The company’s iOS Developer page details the new requirement, which says that all new apps must be built with the iOS 12.1 or later SDK by that date, including screen support for either Apple’s largest tablet or its biggest phone. Apple also recommends supporting other iOS 12-specific features, such as Siri Shortcuts, ARKit 2, and Core ML 2, but none are as mandatory as display support for the large-screened devices.

While the 12.9-inch tablet’s screen size and resolution haven’t changed since the first model was introduced, the elimination of its Home button means that gestures will require space at the bottom of the screen. Consequently, Apple expects that developers will re-test and update apps as necessary to respect newly defined safe areas, support adaptive layouts, and address other UI issues.

A new iPad Pro development video notes that Apple has created a special compatibility mode for the new iPads called “common insets,” creating a unified top-of-screen status bar and bottom-of-screen gesture area for multitasking apps, with left and right window panes inside. Previously, iOS awkwardly left two conflicting status bars next to each other, so this should be a clear improvement for users. The video also discusses how developers can use the second-generation Apple Pencil’s tap gestures, external displays, USB-C support, and Face ID.

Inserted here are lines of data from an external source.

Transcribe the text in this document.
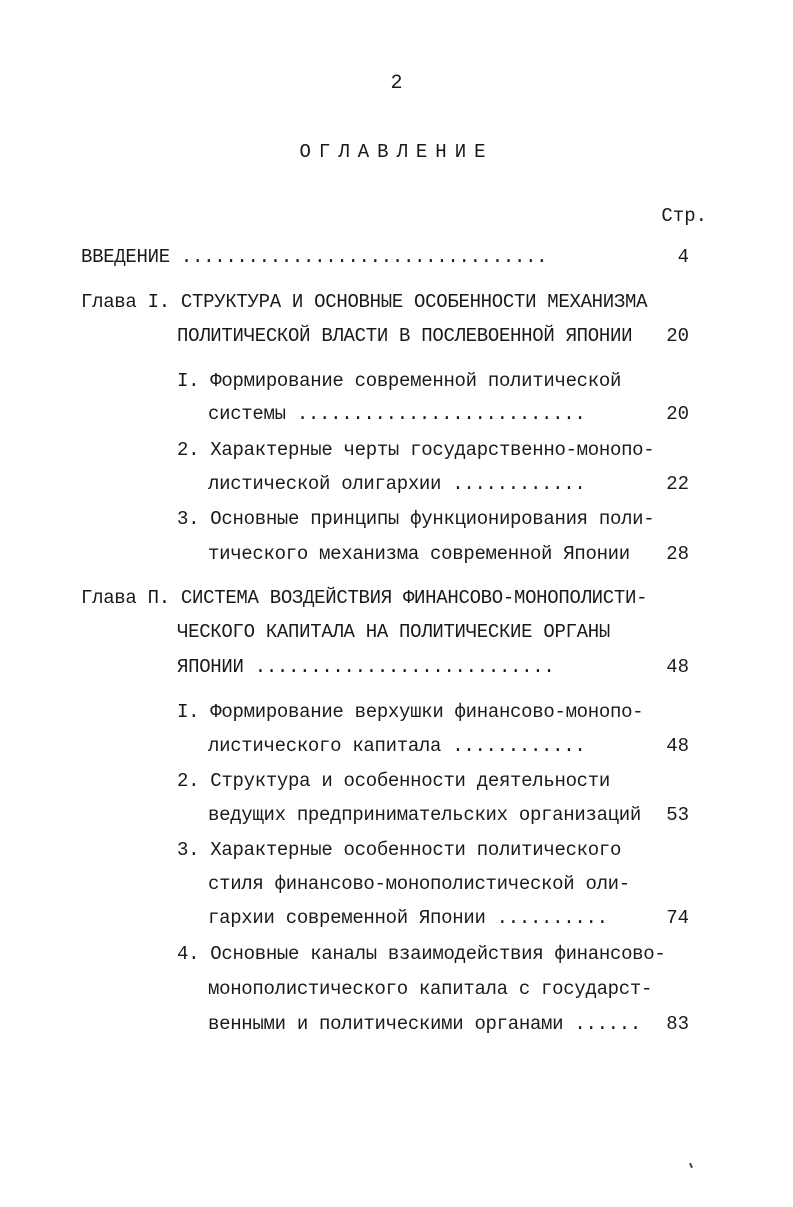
2
ОГЛАВЛЕНИЕ
Стр.
ВВЕДЕНИЕ .................................	4
Глава I. СТРУКТУРА И ОСНОВНЫЕ ОСОБЕННОСТИ МЕХАНИЗМА
ПОЛИТИЧЕСКОЙ ВЛАСТИ В ПОСЛЕВОЕННОЙ ЯПОНИИ 20
I. Формирование современной политической
системы ..........................	20
2. Характерные черты государственно-монопо-
листической олигархии ............	22
3. Основные принципы функционирования поли-
тического механизма современной Японии 28
Глава П. СИСТЕМА ВОЗДЕЙСТВИЯ ФИНАНСОВО-МОНОПОЛИСТИ-
ЧЕСКОГО КАПИТАЛА НА ПОЛИТИЧЕСКИЕ ОРГАНЫ
ЯПОНИИ ...........................	48
I. Формирование верхушки финансово-монопо-
листического капитала ............	48
2. Структура и особенности деятельности
ведущих предпринимательских организаций 53
3. Характерные особенности политического
стиля финансово-монополистической оли-
гархии современной Японии ..........	74
4. Основные каналы взаимодействия финансово-
монополистического капитала с государст-
венными и политическими органами ...... 83
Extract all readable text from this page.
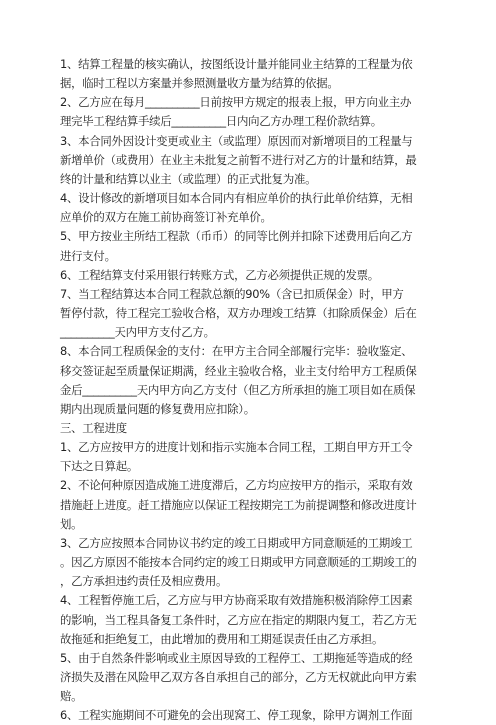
1、结算工程量的核实确认，按图纸设计量并能同业主结算的工程量为依

据，临时工程以方案量并参照测量收方量为结算的依据。

2、乙方应在每月__________日前按甲方规定的报表上报，甲方向业主办

理完毕工程结算手续后__________日内向乙方办理工程价款结算。

3、本合同外因设计变更或业主（或监理）原因而对新增项目的工程量与

新增单价（或费用）在业主未批复之前暂不进行对乙方的计量和结算，最

终的计量和结算以业主（或监理）的正式批复为准。

4、设计修改的新增项目如本合同内有相应单价的执行此单价结算，无相

应单价的双方在施工前协商签订补充单价。

5、甲方按业主所结工程款（币币）的同等比例并扣除下述费用后向乙方

进行支付。

6、工程结算支付采用银行转账方式，乙方必须提供正规的发票。

7、当工程结算达本合同工程款总额的90%（含已扣质保金）时，甲方

暂停付款，待工程完工验收合格，双方办理竣工结算（扣除质保金）后在

__________天内甲方支付乙方。

8、本合同工程质保金的支付：在甲方主合同全部履行完毕：验收鉴定、

移交签证起至质量保证期满，经业主验收合格，业主支付给甲方工程质保

金后__________天内甲方向乙方支付（但乙方所承担的施工项目如在质保

期内出现质量问题的修复费用应扣除）。

三、工程进度

1、乙方应按甲方的进度计划和指示实施本合同工程，工期自甲方开工令

下达之日算起。

2、不论何种原因造成施工进度滞后，乙方均应按甲方的指示，采取有效

措施赶上进度。赶工措施应以保证工程按期完工为前提调整和修改进度计

划。

3、乙方应按照本合同协议书约定的竣工日期或甲方同意顺延的工期竣工

。因乙方原因不能按本合同约定的竣工日期或甲方同意顺延的工期竣工的

，乙方承担违约责任及相应费用。

4、工程暂停施工后，乙方应与甲方协商采取有效措施积极消除停工因素

的影响，当工程具备复工条件时，乙方应在指定的期限内复工，若乙方无

故拖延和拒绝复工，由此增加的费用和工期延误责任由乙方承担。

5、由于自然条件影响或业主原因导致的工程停工、工期拖延等造成的经

济损失及潜在风险甲乙双方各自承担自己的部分，乙方无权就此向甲方索

赔。

6、工程实施期间不可避免的会出现窝工、停工现象，除甲方调剂工作面
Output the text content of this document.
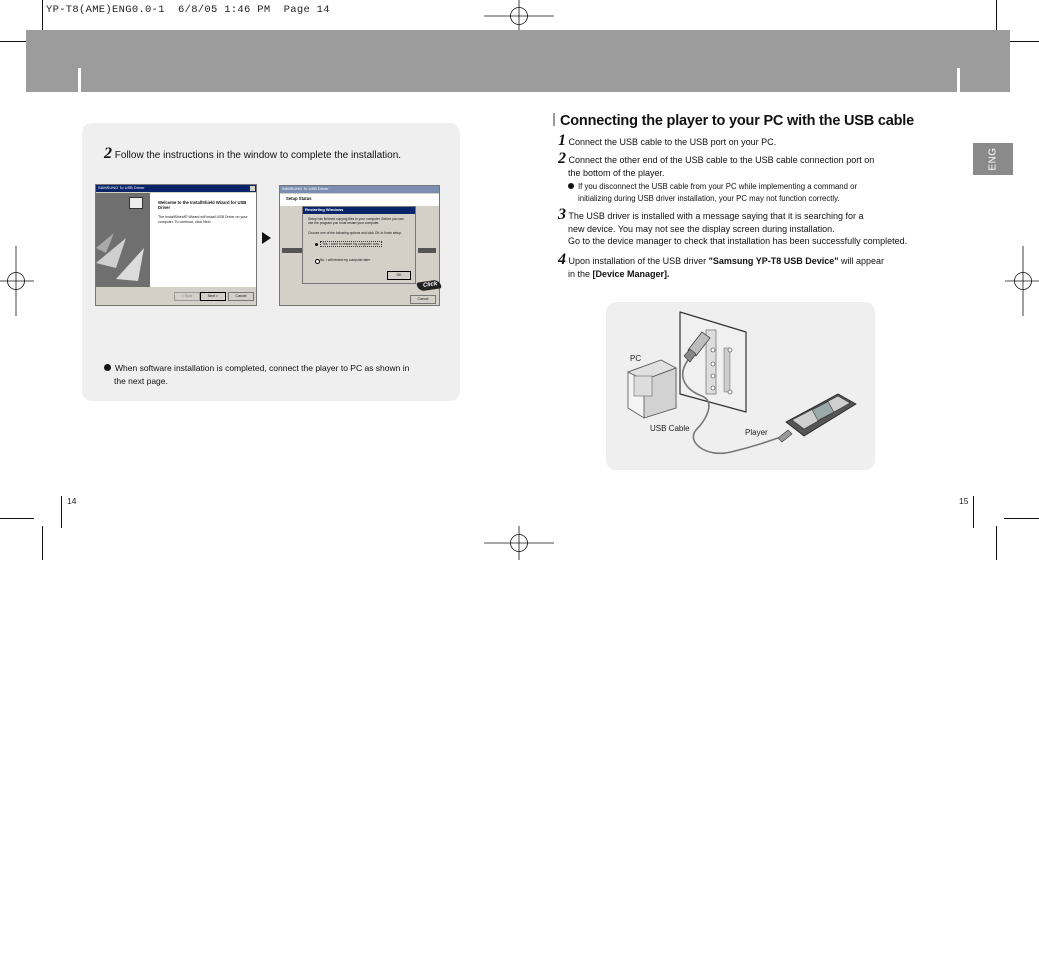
YP-T8(AME)ENG0.0-1  6/8/05 1:46 PM  Page 14
2 Follow the instructions in the window to complete the installation.
SAMSUNG To USB Driver
Welcome to the InstallShield Wizard for USB Driver
The InstallShield® Wizard will install USB Driver on your computer. To continue, click Next.
< Back	Next >	Cancel
SAMSUNG To USB Driver
Setup Status
Restarting Windows
Setup has finished copying files to your computer. Before you can use the program you must restart your computer.
Choose one of the following options and click OK to finish setup.
Yes, I want to restart my computer now.
No, I will restart my computer later.
OK
Click
Cancel
When software installation is completed, connect the player to PC as shown in
the next page.
14
Connecting the player to your PC with the USB cable
ENG
1 Connect the USB cable to the USB port on your PC.
2 Connect the other end of the USB cable to the USB cable connection port on
the bottom of the player.
If you disconnect the USB cable from your PC while implementing a command or
initializing during USB driver installation, your PC may not function correctly.
3 The USB driver is installed with a message saying that it is searching for a
new device. You may not see the display screen during installation.
Go to the device manager to check that installation has been successfully completed.
4 Upon installation of the USB driver "Samsung YP-T8 USB Device" will appear
in the [Device Manager].
PC
USB Cable	Player
15
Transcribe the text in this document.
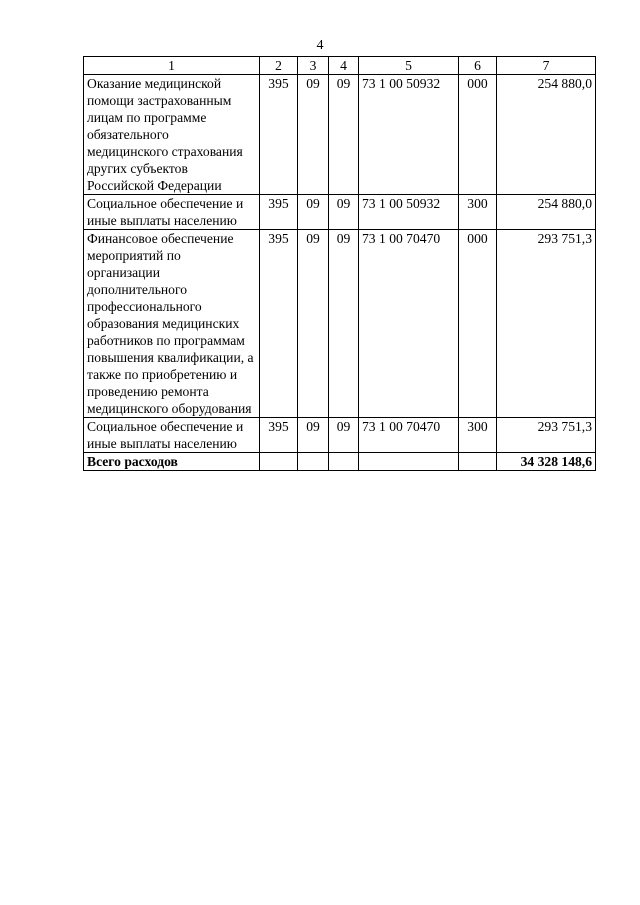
4
1	2	3	4	5	6	7
Оказание медицинской помощи застрахованным лицам по программе обязательного медицинского страхования других субъектов Российской Федерации	395	09	09	73 1 00 50932	000	254 880,0
Социальное обеспечение и иные выплаты населению	395	09	09	73 1 00 50932	300	254 880,0
Финансовое обеспечение мероприятий по организации дополнительного профессионального образования медицинских работников по программам повышения квалификации, а также по приобретению и проведению ремонта медицинского оборудования	395	09	09	73 1 00 70470	000	293 751,3
Социальное обеспечение и иные выплаты населению	395	09	09	73 1 00 70470	300	293 751,3
Всего расходов						34 328 148,6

Surprisingly, Apple doesn’t appear to have a screen support mandate for the 11-inch iPad Pro, which actually features an all-new screen resolution of 2,388 by 1,668, the widest aspect ratio yet seen on an iPad. Apple says enabling an app to run at full native screen resolution on the new iPad Pro will require the base SDK to be set to iOS 12.1 or later and to have a Launch Storyboard or iPad Pro launch image. It’s unclear how apps made for the 9.7-inch and 10.5-inch iPad Pros will look on the 11-inch display.

Given that the iPhone had its first edge-to-edge screen release in last year’s iPhone X, developers will have no problem targeting the iPhone XS. Depending on how art-heavy their apps are, they may only need to make minor adjustments for the larger-screened iPhone XR and XS Max. The company has a phone-specific design video to help developers, as well.